Last Summer on State Street book cover

About the author 

Toya Wolfe grew up in the Robert Taylor Homes in Chicago’s South Side. She earned an MFA in Creative Writing at Columbia College Chicago. Her writing has appeared in African Voices, Chicago Journal, Chicago Reader, Hair Trigger 27, and WarpLand. She is the recipient of the Zora Neale Hurston-Bessie Head Fiction Award, the Union League Civic & Arts Foundation Short Story Competition, and the Betty Shifflet/John Schultz Short Story Award. She currently resides in Chicago. Last Summer on State Street is her debut novel. 

Review

Claire Kohda
Friday 24 June, 2022
New York Times

In 1999 on Chicago’s South Side, 12-year-old Fe Fe lives in the Robert Taylor Homes, the now-demolished public housing project where Toya Wolfe, the author of Last Summer on State Street, also grew up.
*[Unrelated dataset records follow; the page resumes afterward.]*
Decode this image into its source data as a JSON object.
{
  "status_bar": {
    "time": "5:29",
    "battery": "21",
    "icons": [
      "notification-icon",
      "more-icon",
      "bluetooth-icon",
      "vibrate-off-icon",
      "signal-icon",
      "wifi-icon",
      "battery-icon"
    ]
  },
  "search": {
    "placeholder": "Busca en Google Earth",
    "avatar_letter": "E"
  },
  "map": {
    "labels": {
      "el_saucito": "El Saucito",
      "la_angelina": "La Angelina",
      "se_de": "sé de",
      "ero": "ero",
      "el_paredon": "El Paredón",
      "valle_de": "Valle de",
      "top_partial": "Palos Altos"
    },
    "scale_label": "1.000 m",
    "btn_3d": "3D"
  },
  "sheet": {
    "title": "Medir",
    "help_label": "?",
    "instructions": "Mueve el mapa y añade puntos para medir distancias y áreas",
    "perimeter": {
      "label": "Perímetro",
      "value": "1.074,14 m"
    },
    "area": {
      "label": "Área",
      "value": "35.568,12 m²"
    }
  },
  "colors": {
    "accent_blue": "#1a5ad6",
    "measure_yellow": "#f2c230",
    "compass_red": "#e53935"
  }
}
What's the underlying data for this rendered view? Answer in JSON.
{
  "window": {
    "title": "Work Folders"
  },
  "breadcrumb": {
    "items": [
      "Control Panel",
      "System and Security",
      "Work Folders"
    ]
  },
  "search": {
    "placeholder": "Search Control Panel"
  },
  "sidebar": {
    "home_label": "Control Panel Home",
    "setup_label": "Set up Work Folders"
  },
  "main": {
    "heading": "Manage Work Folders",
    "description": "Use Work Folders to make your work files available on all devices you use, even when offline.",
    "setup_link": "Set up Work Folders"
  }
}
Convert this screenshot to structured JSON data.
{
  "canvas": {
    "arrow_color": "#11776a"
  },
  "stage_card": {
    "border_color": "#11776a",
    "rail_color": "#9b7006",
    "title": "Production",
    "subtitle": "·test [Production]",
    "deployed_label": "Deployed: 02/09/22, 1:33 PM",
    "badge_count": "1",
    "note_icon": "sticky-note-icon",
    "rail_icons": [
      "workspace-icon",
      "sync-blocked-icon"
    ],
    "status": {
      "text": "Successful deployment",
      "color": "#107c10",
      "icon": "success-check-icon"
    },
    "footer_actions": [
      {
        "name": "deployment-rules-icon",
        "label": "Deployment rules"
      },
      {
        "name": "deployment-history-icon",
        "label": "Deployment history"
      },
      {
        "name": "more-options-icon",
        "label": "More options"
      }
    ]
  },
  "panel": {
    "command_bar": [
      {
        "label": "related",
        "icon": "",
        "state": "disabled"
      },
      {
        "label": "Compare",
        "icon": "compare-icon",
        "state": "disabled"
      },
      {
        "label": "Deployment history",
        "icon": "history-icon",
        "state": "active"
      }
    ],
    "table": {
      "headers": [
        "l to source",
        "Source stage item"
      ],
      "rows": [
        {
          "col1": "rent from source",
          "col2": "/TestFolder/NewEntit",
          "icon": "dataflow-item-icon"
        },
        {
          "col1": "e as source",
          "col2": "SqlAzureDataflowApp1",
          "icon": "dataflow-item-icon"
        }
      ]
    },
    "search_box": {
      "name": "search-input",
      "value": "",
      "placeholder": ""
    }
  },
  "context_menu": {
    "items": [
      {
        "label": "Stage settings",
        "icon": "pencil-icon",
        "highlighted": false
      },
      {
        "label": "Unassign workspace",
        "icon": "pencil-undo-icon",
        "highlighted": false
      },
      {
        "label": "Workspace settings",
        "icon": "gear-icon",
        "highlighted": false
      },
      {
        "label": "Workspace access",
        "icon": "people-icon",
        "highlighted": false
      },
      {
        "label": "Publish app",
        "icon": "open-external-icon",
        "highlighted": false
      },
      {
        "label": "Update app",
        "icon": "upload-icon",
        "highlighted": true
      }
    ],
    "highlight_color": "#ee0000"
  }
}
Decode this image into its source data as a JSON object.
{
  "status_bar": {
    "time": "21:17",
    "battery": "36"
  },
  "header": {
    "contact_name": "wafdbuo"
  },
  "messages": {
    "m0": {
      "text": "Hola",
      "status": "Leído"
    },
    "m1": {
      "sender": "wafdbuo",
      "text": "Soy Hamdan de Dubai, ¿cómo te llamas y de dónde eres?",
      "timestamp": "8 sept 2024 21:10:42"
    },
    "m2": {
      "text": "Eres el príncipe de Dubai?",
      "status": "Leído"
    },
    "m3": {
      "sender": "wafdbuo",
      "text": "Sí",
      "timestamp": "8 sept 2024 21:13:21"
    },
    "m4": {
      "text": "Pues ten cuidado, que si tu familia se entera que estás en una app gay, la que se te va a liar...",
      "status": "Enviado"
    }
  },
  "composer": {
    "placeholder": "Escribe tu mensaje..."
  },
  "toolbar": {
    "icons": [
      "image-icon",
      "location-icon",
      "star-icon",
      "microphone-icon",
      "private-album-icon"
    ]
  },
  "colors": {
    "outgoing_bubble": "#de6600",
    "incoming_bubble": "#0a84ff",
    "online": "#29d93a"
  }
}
Fe Fe has three close friends, Precious, Stacia and Tonya, who play double Dutch with her, until one summer, “one by one, they dropped out of sight.”

This is a story of children who live in the projects having to become adults too early. Fe Fe narrates how it feels to be born right on the edges of society, and to be abandoned by it. The buildings’ 16-story walls, with their iron gates “running the length of each floor,” are like divisions between abundance and poverty, opportunity, and lack thereof.

This is a powerful novel about injustice, the institutional racism that is the foundation of the projects and their policing, and survival. Tragic, hopeful, brimming with love, Wolfe’s debut is a remarkable achievement.